A week or so before the November 2008 presidential elections, my support of VP-candidate Palin through one of my blog posts, caught the attention of Journolist founder Ezra Klein. He had then deigned to respond to it with a blog post entitled Populism of Mediocrity. In his short rebuttal, Mr. Klein submits that he may not fully understand why ordinary people like me could identify with Palin and could throw our unstinting support for her causes. But the title of his blog post tells us already what he thinks about the kind of people I presumably stand for and of course, about Sarah Palin herself. Our populism has been judged as that of mediocrity.

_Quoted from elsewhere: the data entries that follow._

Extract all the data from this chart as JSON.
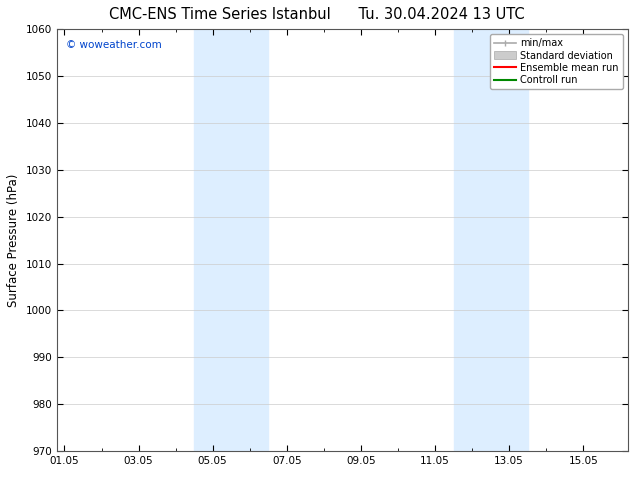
{
  "title_left": "CMC-ENS Time Series Istanbul",
  "title_right": "Tu. 30.04.2024 13 UTC",
  "ylabel": "Surface Pressure (hPa)",
  "ylim": [
    970,
    1060
  ],
  "yticks": [
    970,
    980,
    990,
    1000,
    1010,
    1020,
    1030,
    1040,
    1050,
    1060
  ],
  "xtick_labels": [
    "01.05",
    "03.05",
    "05.05",
    "07.05",
    "09.05",
    "11.05",
    "13.05",
    "15.05"
  ],
  "xtick_positions": [
    0,
    2,
    4,
    6,
    8,
    10,
    12,
    14
  ],
  "xlim": [
    -0.2,
    15.2
  ],
  "shaded_bands": [
    {
      "x_start": 3.5,
      "x_end": 5.5,
      "color": "#ddeeff"
    },
    {
      "x_start": 10.5,
      "x_end": 12.5,
      "color": "#ddeeff"
    }
  ],
  "watermark": "© woweather.com",
  "legend_entries": [
    {
      "label": "min/max",
      "color": "#aaaaaa",
      "lw": 1.2
    },
    {
      "label": "Standard deviation",
      "color": "#cccccc",
      "lw": 6
    },
    {
      "label": "Ensemble mean run",
      "color": "#ff0000",
      "lw": 1.5
    },
    {
      "label": "Controll run",
      "color": "#008800",
      "lw": 1.5
    }
  ],
  "background_color": "#ffffff",
  "plot_bg_color": "#ffffff",
  "grid_color": "#cccccc",
  "border_color": "#555555",
  "title_fontsize": 10.5,
  "label_fontsize": 8.5,
  "tick_fontsize": 7.5,
  "legend_fontsize": 7.0
}
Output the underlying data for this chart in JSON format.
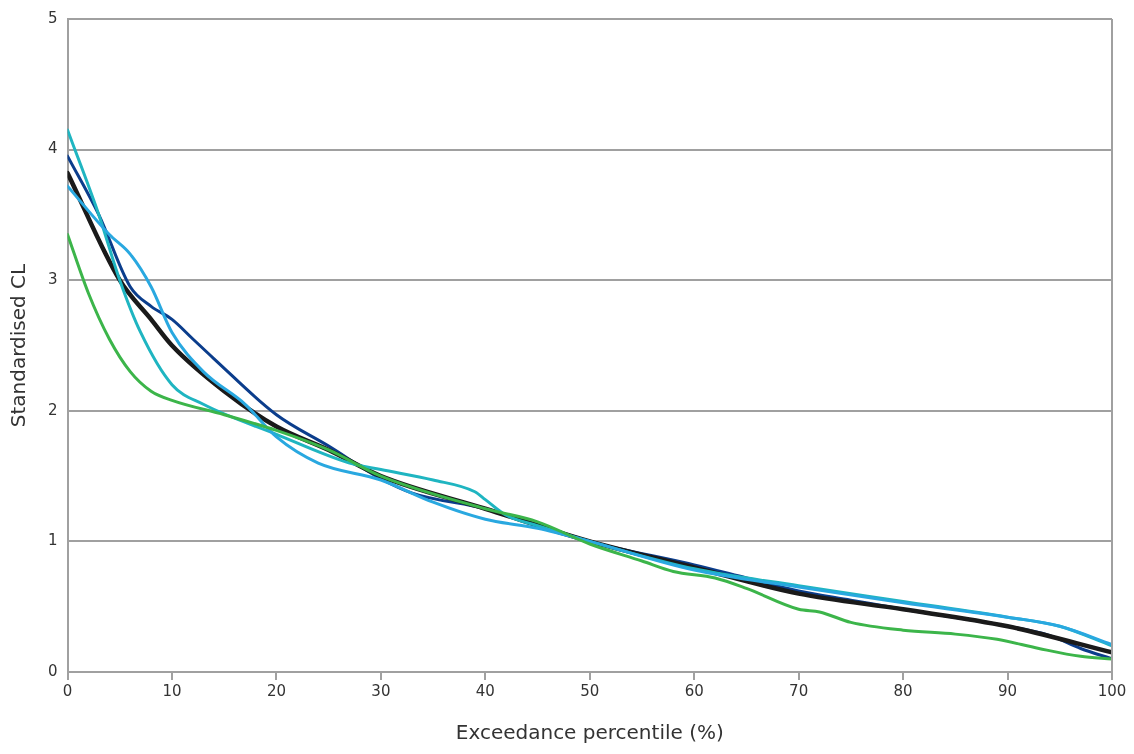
{
  "chart_data": {
    "type": "line",
    "xlabel": "Exceedance percentile (%)",
    "ylabel": "Standardised CL",
    "xlim": [
      0,
      100
    ],
    "xticks": [
      0,
      10,
      20,
      30,
      40,
      50,
      60,
      70,
      80,
      90,
      100
    ],
    "ylim": [
      0,
      5
    ],
    "yticks": [
      0,
      1,
      2,
      3,
      4,
      5
    ],
    "grid": "y",
    "legend": false,
    "marker": "none",
    "line_style": "solid",
    "series": [
      {
        "color": "#3cb54a",
        "x": [
          0,
          2,
          4,
          6,
          8,
          10,
          15,
          20,
          25,
          30,
          40,
          45,
          50,
          55,
          58,
          62,
          65,
          70,
          72,
          75,
          80,
          85,
          89,
          93,
          97,
          100
        ],
        "values": [
          3.35,
          2.9,
          2.55,
          2.3,
          2.15,
          2.08,
          1.97,
          1.85,
          1.7,
          1.5,
          1.25,
          1.15,
          0.98,
          0.85,
          0.77,
          0.72,
          0.64,
          0.48,
          0.46,
          0.38,
          0.32,
          0.29,
          0.25,
          0.18,
          0.12,
          0.1
        ]
      },
      {
        "color": "#29a8e0",
        "x": [
          0,
          4,
          6,
          8,
          10,
          13,
          17,
          20,
          24,
          30,
          35,
          40,
          45,
          50,
          60,
          70,
          80,
          90,
          95,
          100
        ],
        "values": [
          3.72,
          3.35,
          3.2,
          2.95,
          2.6,
          2.3,
          2.05,
          1.8,
          1.6,
          1.47,
          1.3,
          1.17,
          1.1,
          1.0,
          0.78,
          0.65,
          0.53,
          0.42,
          0.35,
          0.21
        ]
      },
      {
        "color": "#1fb5c1",
        "x": [
          0,
          3,
          5,
          7,
          10,
          13,
          20,
          27,
          30,
          35,
          39,
          40,
          42,
          45,
          50,
          60,
          70,
          80,
          90,
          95,
          100
        ],
        "values": [
          4.15,
          3.5,
          3.0,
          2.6,
          2.2,
          2.05,
          1.82,
          1.6,
          1.55,
          1.47,
          1.38,
          1.32,
          1.2,
          1.12,
          1.0,
          0.79,
          0.66,
          0.54,
          0.42,
          0.35,
          0.2
        ]
      },
      {
        "color": "#1a1a1a",
        "x": [
          0,
          5,
          8,
          10,
          15,
          20,
          25,
          30,
          40,
          50,
          60,
          70,
          80,
          90,
          100
        ],
        "values": [
          3.82,
          3.0,
          2.7,
          2.5,
          2.15,
          1.88,
          1.7,
          1.5,
          1.25,
          1.0,
          0.8,
          0.6,
          0.48,
          0.35,
          0.15
        ]
      },
      {
        "color": "#0b3d8c",
        "x": [
          0,
          3,
          6,
          8,
          10,
          12,
          14,
          20,
          25,
          30,
          33,
          40,
          45,
          50,
          60,
          65,
          70,
          75,
          80,
          90,
          94,
          97,
          100
        ],
        "values": [
          3.95,
          3.5,
          2.95,
          2.8,
          2.7,
          2.55,
          2.4,
          1.97,
          1.73,
          1.48,
          1.37,
          1.25,
          1.13,
          1.0,
          0.82,
          0.72,
          0.62,
          0.55,
          0.48,
          0.35,
          0.28,
          0.18,
          0.1
        ]
      }
    ]
  }
}
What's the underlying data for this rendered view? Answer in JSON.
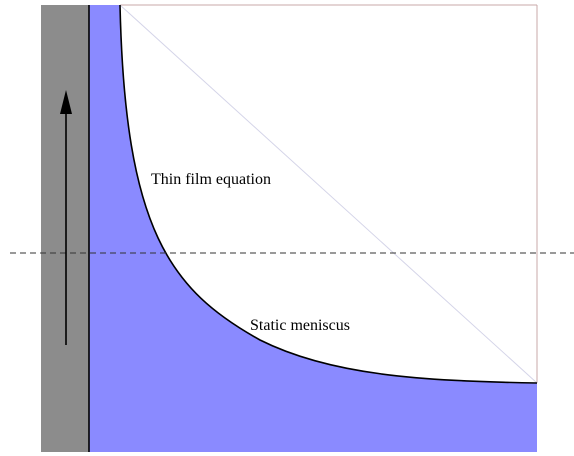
{
  "labels": {
    "thin_film": "Thin film equation",
    "static_meniscus": "Static meniscus"
  }
}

Sadly but admittedly, the ensuing election proved that more people found favor with the way Mr. Klein’s candidate was glowingly presented before the electorate and thus Obama was awarded the presidency. Though buyer’s remorse may now be a common wail of many who threw their support to him like many Independents, finding his governance miserably falling short of his high-minded campaign rhetoric. And if we are to assume good faith and goodwill on the part of his many supporters in media and elsewhere, many ought to be suffering from this malady, too. But I suppose not for the proud or the hard-core partisan ideologues in media who continue to find Obama’s governance as just fine.
But the many revelations exhumed by the leaked emails from the Journolist put in clearer perspective why certain media/political operatives think the way they do about ordinary Americans.
That first, they appear to consider themselves specially privileged and thus separate and distinct from the world inhabited by the many of us who toil each day trying to make a good living while diligently obeying the laws of the land and trying our damned best to be ethical, honorable, equitable and fair in our conduct with government and our fellow citizens.
And maybe insulated or isolated from such everyday realities, it is no small wonder many in their numbers are quite disconnected with regular folks, what the latter consider ethical or what they aspire for. In their echo chambers (as exemplified by the almost secretive membership in cabal-like Journolist), they can let their hair and their guards down and really be what they truly are – smug in the tacit acknowledgement of their avowed cognitive superiority and conversely quite condescending in their treatment of the rest of the country – the great unwashed that need to be babied and cared for and guided by the big hand of government and its many omniscient bureaucrats, bolstered and validated by the able assistance of their intellectual counterparts. And in their blinding zeal, they truly are convinced that they are doing God’s work, for after all they have the best of intentions. To protect and care for humanity.